A rough roadmap to a COVID-19 vaccine

Nine months into 2020, there’s one question on a lot of people’s minds: “Are we there yet?”
We want to get back to watching weird movies in theaters, eating inside restaurants instead of on the sidewalks, and hanging out with our friends, without that pandemic dread setting in.
Bad news. We are not there yet. But even in the United States, which still has the highest death toll and case count in the world, there are some signs of progress.
In the US, which has relegated contact tracing efforts to the sidelines, and whose testing program is a muddled mess, most of the focus is on finding a vaccine. It’s where a lot of people have pinned their “are we there yet” hopes. “When we have a vaccine” is also when people hope they can put down their masks and their worries, and live like it’s 2019 again.
Even if we don’t have a definitive ETA, we do have a rough roadmap. This is what it’s going to take for us to install a vaccine-based antivirus program:


Development – This is straightforward. We have to make and test the vaccine before we give it out. A few vaccines are already being tested on tens of thousands of volunteers. If these massive studies can show that the vaccines are both safe and effective, then that’s going to be the first major hurdle to people getting a vaccine.
Approval – Once a company has a vaccine with lots of data showing that it works, the next step (at least in the US) is for the Food and Drug Administration to approve it. Because of the urgency of the pandemic, it’s possible that the FDA might decide to issue an Emergency Use Authorization, or EUA, to get the vaccine out faster.

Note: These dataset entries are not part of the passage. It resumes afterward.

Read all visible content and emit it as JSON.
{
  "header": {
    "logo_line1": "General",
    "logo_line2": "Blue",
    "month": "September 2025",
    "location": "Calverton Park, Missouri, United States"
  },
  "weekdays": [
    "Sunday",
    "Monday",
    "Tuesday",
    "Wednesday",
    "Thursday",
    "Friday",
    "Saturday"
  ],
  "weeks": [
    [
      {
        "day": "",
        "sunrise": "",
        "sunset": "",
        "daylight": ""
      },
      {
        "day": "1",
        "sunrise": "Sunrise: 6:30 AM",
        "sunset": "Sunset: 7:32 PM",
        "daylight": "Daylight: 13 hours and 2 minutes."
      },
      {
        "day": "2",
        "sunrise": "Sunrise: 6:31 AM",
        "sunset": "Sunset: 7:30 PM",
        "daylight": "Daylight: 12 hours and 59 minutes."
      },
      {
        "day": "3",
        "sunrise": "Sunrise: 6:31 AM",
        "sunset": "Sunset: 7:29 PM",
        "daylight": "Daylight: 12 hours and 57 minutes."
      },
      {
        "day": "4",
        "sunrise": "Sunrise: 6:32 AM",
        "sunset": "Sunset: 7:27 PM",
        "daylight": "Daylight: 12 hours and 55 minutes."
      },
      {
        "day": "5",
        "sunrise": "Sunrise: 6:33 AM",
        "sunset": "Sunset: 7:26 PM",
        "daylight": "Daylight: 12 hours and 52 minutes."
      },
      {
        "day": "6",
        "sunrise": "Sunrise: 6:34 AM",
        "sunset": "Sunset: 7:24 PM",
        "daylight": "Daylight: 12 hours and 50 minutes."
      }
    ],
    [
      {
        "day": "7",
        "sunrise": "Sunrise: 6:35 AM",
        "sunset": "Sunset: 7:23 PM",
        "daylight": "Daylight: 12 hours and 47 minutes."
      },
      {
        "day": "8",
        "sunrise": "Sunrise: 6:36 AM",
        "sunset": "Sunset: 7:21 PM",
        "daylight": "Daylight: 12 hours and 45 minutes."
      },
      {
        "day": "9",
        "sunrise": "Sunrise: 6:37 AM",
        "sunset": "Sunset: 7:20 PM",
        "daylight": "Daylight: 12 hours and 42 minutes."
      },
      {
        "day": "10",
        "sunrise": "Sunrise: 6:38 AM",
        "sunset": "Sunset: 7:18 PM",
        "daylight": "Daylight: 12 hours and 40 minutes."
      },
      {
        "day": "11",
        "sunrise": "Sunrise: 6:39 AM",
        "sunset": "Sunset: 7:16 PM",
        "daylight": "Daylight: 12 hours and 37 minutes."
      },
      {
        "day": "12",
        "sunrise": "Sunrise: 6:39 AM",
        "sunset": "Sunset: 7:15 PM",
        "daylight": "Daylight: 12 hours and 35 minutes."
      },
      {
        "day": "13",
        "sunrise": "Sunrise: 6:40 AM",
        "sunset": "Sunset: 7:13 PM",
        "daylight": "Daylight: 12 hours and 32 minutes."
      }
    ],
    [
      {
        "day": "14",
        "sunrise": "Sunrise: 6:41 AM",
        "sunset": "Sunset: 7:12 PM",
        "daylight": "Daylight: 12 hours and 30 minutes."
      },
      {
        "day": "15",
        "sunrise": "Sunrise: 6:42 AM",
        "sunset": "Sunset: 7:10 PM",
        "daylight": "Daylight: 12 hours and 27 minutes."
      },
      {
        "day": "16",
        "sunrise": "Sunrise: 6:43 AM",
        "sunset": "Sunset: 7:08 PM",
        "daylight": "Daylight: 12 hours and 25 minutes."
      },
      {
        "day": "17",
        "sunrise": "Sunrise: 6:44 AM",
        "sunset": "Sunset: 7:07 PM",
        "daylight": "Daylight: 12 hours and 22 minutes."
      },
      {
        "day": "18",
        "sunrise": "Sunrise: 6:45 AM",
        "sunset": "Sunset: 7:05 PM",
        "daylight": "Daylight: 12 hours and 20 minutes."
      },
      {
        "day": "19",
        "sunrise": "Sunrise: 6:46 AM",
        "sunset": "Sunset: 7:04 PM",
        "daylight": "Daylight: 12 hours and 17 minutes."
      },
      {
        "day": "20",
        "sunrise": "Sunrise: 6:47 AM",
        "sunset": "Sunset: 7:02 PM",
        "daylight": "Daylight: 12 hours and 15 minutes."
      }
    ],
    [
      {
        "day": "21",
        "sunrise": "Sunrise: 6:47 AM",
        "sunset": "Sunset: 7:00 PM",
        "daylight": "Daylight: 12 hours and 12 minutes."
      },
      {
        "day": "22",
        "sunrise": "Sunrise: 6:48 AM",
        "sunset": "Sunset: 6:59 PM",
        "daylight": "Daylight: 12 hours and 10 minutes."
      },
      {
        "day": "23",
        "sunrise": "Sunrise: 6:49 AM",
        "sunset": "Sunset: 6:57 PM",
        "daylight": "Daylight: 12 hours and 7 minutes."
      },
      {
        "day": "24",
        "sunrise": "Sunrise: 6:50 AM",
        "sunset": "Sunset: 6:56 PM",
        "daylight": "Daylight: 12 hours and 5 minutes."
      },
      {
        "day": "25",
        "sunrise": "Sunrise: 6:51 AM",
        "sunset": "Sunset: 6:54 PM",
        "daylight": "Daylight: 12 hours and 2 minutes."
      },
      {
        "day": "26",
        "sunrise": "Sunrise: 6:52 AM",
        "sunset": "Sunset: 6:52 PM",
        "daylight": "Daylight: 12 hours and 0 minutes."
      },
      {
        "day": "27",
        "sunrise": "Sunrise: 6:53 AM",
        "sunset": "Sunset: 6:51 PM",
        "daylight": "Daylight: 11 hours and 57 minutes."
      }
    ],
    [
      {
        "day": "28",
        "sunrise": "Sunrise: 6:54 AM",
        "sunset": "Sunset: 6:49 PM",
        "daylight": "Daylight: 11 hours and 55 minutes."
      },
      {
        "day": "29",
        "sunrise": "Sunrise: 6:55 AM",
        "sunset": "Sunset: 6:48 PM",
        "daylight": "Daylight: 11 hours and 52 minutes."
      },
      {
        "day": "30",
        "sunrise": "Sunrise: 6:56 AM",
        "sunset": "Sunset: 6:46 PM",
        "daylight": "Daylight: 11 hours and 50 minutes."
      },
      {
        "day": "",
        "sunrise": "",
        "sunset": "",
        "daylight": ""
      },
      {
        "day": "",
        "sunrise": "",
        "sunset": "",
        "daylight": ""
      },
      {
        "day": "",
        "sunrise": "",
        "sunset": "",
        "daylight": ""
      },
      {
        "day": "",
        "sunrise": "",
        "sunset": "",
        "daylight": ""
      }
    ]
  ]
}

Trust – In order for a vaccine to work, people have to take it. That means they have to trust the data from the company, and they have to trust the people approving it. If the FDA goes with emergency approval, they’re also likely to face a skeptical public, who may worry that safety has been sacrificed at the altar of speed or political gain.
This part of the road is going to be especially bumpy, as we saw this week with the release of several documents from the CDC asking governments to start getting ready to distribute vaccines that might be available in small quantities as early as late October – right before the presidential election.
“This timeline of the initial deployment at the end of October is deeply worrisome for the politicization of public health and the potential safety ramifications,” Saskia Popescu, an infection prevention epidemiologist, told The New York Times. “It’s hard not to see this as a push for a pre-election vaccine.”
If a vaccine does come out then – something that experts have said is unlikely – officials will have to strongly demonstrate that the vaccine is not a political ploy designed to garner votes.
“I would immediately resign if there is undue interference in this process,” said Moncef Slaoui, the scientific lead of the US’s vaccine development program, in a candid interview with Science this week. A former executive with GlaxoSmithKline, he also said, “The science is what is going to guide us.” Whether that will be enough to convince the public is still up in the air.
Logistics – One of the reasons that the CDC sent local and state governments those documents is that a few of the top vaccine candidates are really finicky. We’re facing a wildly complex distribution process that could involve multiple doses per person and super-chilled storage temperatures to keep the vaccine ready-to-use. Distributing the shot(s) will require needles, sure, but will also probably need freezers, refrigerated trucks, dry ice, and a whole lot of training.
There’s also the question of who will get the vaccine first. Once a vaccine has data, approval, and a willing population, it still has to be produced, and that’s going to take time. By most estimates, including the CDC’s early guidance, there won’t be enough vaccines for everyone until sometime next year. The National Institutes of Health are already working on a plan for who will get the vaccine first, with health care workers and high-risk populations at the top of the list.
Are we there yet? No. But we’re getting closer.